Я снова отправился на Орьету едва лишь представилась возможность. На
сей раз - с этнографической экспедицией, задавшейся вполне понятной целью
разгадать-таки основную загадку этой планеты, не нарушив закона об охране
этносов. Насколько я знаю, после нас там успело побывать не менее пяти
таких экспедиций. Мы, люди, не можем успокоиться, пока остаются
неразгаданными хоть какие-то тайны. Орьета еще держится - но вряд ли это
продлится долго. Слишком много среди людей желающих изгнать сказку из
доступного нам мира.
Но я, конечно, полетел на Орьету совсем не за этим.
Я полетел, чтобы повидать Каньяра.
Из лагеря экспедиции я вылетел еще затемно, и на рассвете посадил
планер у крайних домов знакомой деревни. Не спеша, страшась того, что мне
предстояло увидеть, прошел тихими, пустынными улицами - хотя странно
говорить это об улицах, заполненных деревянными скульптурами - нашел
знакомый мне дом, поднялся на крыльцо и постучал. Никто мне не ответил. И
тогда я толкнул дверь рукой и осторожно заглянул внутрь.
Все изменилось в этом доме. Не стало бесчисленных фигурок, плодов
ученичества Каньяра, загромождавших его когда-то, появилась мебель,
изящная, как все выходящее из рук аборигенов, появилась домашняя утварь,
появилось то особенное ощущение жилья, а не просто места обитания, которое
приносит в дом женщина. Но это было холодное, пустое жилье.
Немного подождав, я открыл дверь пошире и вошел внутрь. И сразу же
увидел их, сидящих за столом в глубине комнаты. Они не двигались, сидели,
глядя друг на друга, не обращая внимания на мой приход. И тогда я тихонько
окликнул Каньяра.
Ничего не изменилось.
Они по-прежнему были неподвижны.
Я не решился сказать ни слова больше. Тихо-тихо, так, будто боялся,
что меня могут застать на месте преступления, я подошел к столу, не
отрывая взгляда от лица Каньяра. Ни единой черточки не дрогнуло на этом
лице, хотя глаза его, казалось, следили за мной.
Но это только казалось.
Потому что, подойдя к нему вплотную, я понял: передо мной сидит не
настоящий, не живой Каньяр. Нет - деревянный! И смотрел он совсем не на
меня - взгляд его был направлен в лицо женщины, которого я пока не видел,
в лицо той, которую он сотворил своими собственными руками, в которую
сумел каким-то чудом вдохнуть жизнь - ведь не врал же мой знакомый! - и
которая теперь тоже была всего лишь куском дерева с совершенными формами.

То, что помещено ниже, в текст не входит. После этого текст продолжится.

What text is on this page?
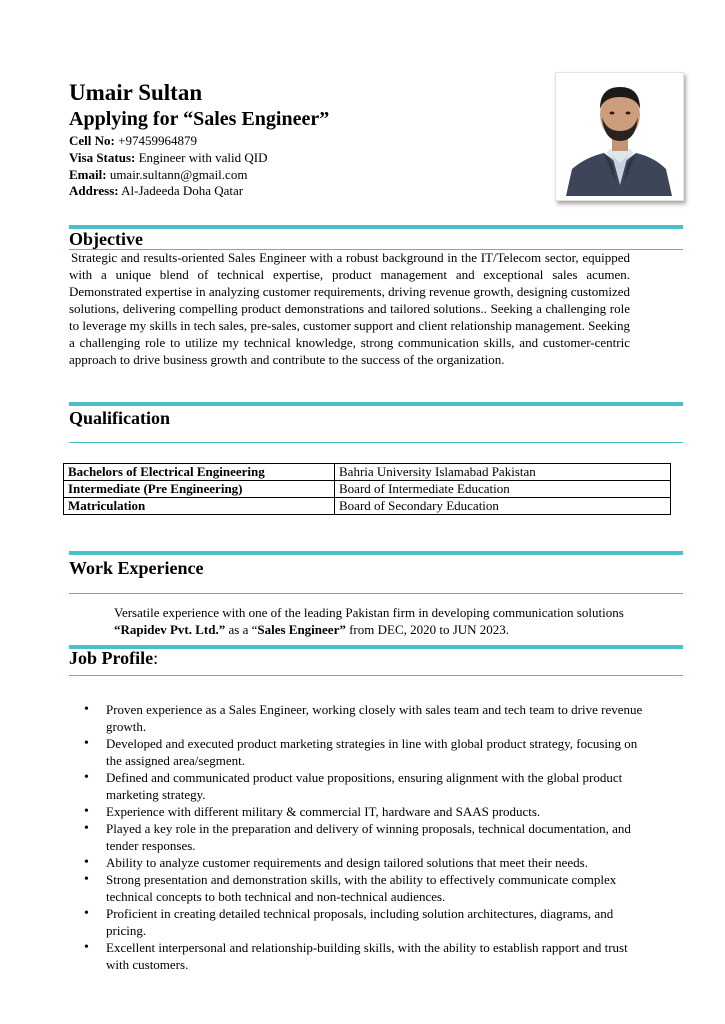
Umair Sultan
Applying for “Sales Engineer”
Cell No: +97459964879
Visa Status: Engineer with valid QID
Email: umair.sultann@gmail.com
Address: Al-Jadeeda Doha Qatar
Objective
Strategic and results-oriented Sales Engineer with a robust background in the IT/Telecom sector, equipped with a unique blend of technical expertise, product management and exceptional sales acumen. Demonstrated expertise in analyzing customer requirements, driving revenue growth, designing customized solutions, delivering compelling product demonstrations and tailored solutions.. Seeking a challenging role to leverage my skills in tech sales, pre-sales, customer support and client relationship management. Seeking a challenging role to utilize my technical knowledge, strong communication skills, and customer-centric approach to drive business growth and contribute to the success of the organization.
Qualification
Bachelors of Electrical Engineering	Bahria University Islamabad Pakistan
Intermediate (Pre Engineering)	Board of Intermediate Education
Matriculation	Board of Secondary Education
Work Experience
Versatile experience with one of the leading Pakistan firm in developing communication solutions “Rapidev Pvt. Ltd.” as a “Sales Engineer” from DEC, 2020 to JUN 2023.
Job Profile:
• Proven experience as a Sales Engineer, working closely with sales team and tech team to drive revenue growth.
• Developed and executed product marketing strategies in line with global product strategy, focusing on the assigned area/segment.
• Defined and communicated product value propositions, ensuring alignment with the global product marketing strategy.
• Experience with different military & commercial IT, hardware and SAAS products.
• Played a key role in the preparation and delivery of winning proposals, technical documentation, and tender responses.
• Ability to analyze customer requirements and design tailored solutions that meet their needs.
• Strong presentation and demonstration skills, with the ability to effectively communicate complex technical concepts to both technical and non-technical audiences.
• Proficient in creating detailed technical proposals, including solution architectures, diagrams, and pricing.
• Excellent interpersonal and relationship-building skills, with the ability to establish rapport and trust with customers.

Я сделал еще шаг и заглянул в это лицо - оно было прекрасно, как прекрасно
было и ее тело. Но взгляд ее был холоден и пуст, и там, за этим взглядом,
не было ни доброты, ни сострадания, ни умения любить и прощать. Там не
было живой человеческой души.
До сих пор временами лицо ее встает перед моим мысленным взором. И,
если не удается усилием воли быстро прогнать наваждение, то мне начинает
казаться, что сам я деревенею. Хотя, казалось бы, причем здесь я?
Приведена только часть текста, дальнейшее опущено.